Must stop adding things!!


----------



## 90199 (Mar 21, 2010)

Goat El Hierro


----------



## smiler1998 (Mar 4, 2013)

Hepa said:


> Goat El Hierro


Goat??????


----------



## 90199 (Mar 21, 2010)

smiler1998 said:


> Goat??????


Yus, Goat.

Carne de Cabra


----------



## smiler1998 (Mar 4, 2013)

Hepa said:


> Yus, Goat.
> 
> Carne de Cabra


Never had that, is it a typical dish from El Hierro??


----------



## xabiaxica (Jun 23, 2009)

bizcocho - either borracho or not


----------



## 90199 (Mar 21, 2010)

smiler1998 said:


> Never had that, is it a typical dish from El Hierro??

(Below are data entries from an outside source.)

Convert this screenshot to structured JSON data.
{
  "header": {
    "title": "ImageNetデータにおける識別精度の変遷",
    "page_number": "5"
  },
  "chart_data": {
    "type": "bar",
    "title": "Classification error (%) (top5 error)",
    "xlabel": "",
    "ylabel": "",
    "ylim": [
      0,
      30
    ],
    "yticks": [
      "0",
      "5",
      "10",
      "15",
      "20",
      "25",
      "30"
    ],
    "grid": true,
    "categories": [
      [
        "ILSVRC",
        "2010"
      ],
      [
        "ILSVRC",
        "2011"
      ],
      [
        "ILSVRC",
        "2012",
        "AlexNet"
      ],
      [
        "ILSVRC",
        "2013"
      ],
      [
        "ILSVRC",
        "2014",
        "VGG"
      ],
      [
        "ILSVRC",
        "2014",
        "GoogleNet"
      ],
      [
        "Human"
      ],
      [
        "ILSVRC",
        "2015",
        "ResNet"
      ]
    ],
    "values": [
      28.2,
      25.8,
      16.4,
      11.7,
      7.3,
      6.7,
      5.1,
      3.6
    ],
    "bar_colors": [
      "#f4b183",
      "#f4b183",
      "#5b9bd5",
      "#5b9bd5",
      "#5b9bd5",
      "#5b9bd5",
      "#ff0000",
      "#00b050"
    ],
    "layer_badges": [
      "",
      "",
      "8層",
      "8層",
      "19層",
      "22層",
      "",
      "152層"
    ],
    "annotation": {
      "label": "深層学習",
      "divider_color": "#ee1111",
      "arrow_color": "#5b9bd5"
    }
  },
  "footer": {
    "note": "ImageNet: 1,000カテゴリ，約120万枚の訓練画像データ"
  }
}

No it is common all over the Canary Islands, probably in Iberian Spain too, but I am not sure about that.

Lapas (Limpets) El Hierro


----------



## smiler1998 (Mar 4, 2013)

Hepa said:


> No it is common all over the Canary Islands, probably in Iberian Spain too, but I am not sure about that.
> 
> Lapas (Limpets) El Hierro


Your right I just remembered I had it on my honeymoon in Asturias and they called Cabrito....but it sounded more like Cabrituuu with there accent.


----------



## mickbcn (Feb 4, 2013)

Xató...calçots..paella marinera...arros negre...bacalla a la llauna..esqueixada..fideua..etc.etc etc.


----------



## Pesky Wesky (May 10, 2009)

mickbcn said:


> Xató...calçots..paella marinera...arros negre...bacalla a la llauna..esqueixada..fideua..etc.etc etc.


In???
Somewhere in Catalonia I suppose.
I had calçots in Valls. We tried to go to a restaurant here for calçots, but it was booked for ages - practically the whole calçots season.

What is Xató?


----------



## Susanita001 (May 28, 2012)

Pote asturiano nom nom nom
Tortillitas de camarones and berenjenas con miel  all over Andalucía


----------



## mickbcn (Feb 4, 2013)

Xato is one salad made with "escarola" cod . tuna. olives . anchovies. and the principal the sauce made with different ingredients... this dish is made only in the area of Sitges. Vilanova i la Geltru Vendrell and Vilafranca del Penedes and usually you can find it in the months of january and february.. you can see this salad in youtube. is excellent. if you like this ingredients of corse.


----------



## Pesky Wesky (May 10, 2009)

mickbcn said:


> Xato is one salad made with "escarola" cod . tuna. olives . anchovies. and the principal the sauce made with different ingredients... this dish is made only in the area of Sitges. Vilanova i la Geltru Vendrell and Vilafranca del Penedes and usually you can find it in the months of january and february.. you can see this salad in youtube. is excellent. if you like this ingredients of corse.


Which I don't!
After 25 yrs in Spain I still don't like olives nor anchovies.
Do love the oil although it took me a long time to get used to the smell in tascas along with the overpowering stench of Ducados and Habanos. 
And Escarola took a while to get used to, but now i love it with oil, salt and garlic. Escarola lettuce that is...


----------



## Brangus (May 1, 2010)

Atascaburras: potatoes mashed with salt cod, garlic and olive oil, topped with walnuts and slices of hard-boiled egg. It's typical of Albacete province in Castilla-La Mancha. I first ate this in the town of Liétor but have had it many times since.


----------



## Cazzy (Nov 23, 2008)

San jacobo y pista


----------



## smiler1998 (Mar 4, 2013)

Cazzy said:


> San jacobo y pista


Pisto, think it`s called.


----------



## Pesky Wesky (May 10, 2009)

Merluza/ hake, bought from Jaime in the market and cooked by me at home!!
Lubina/ sea bass " " " ................................................................!!


----------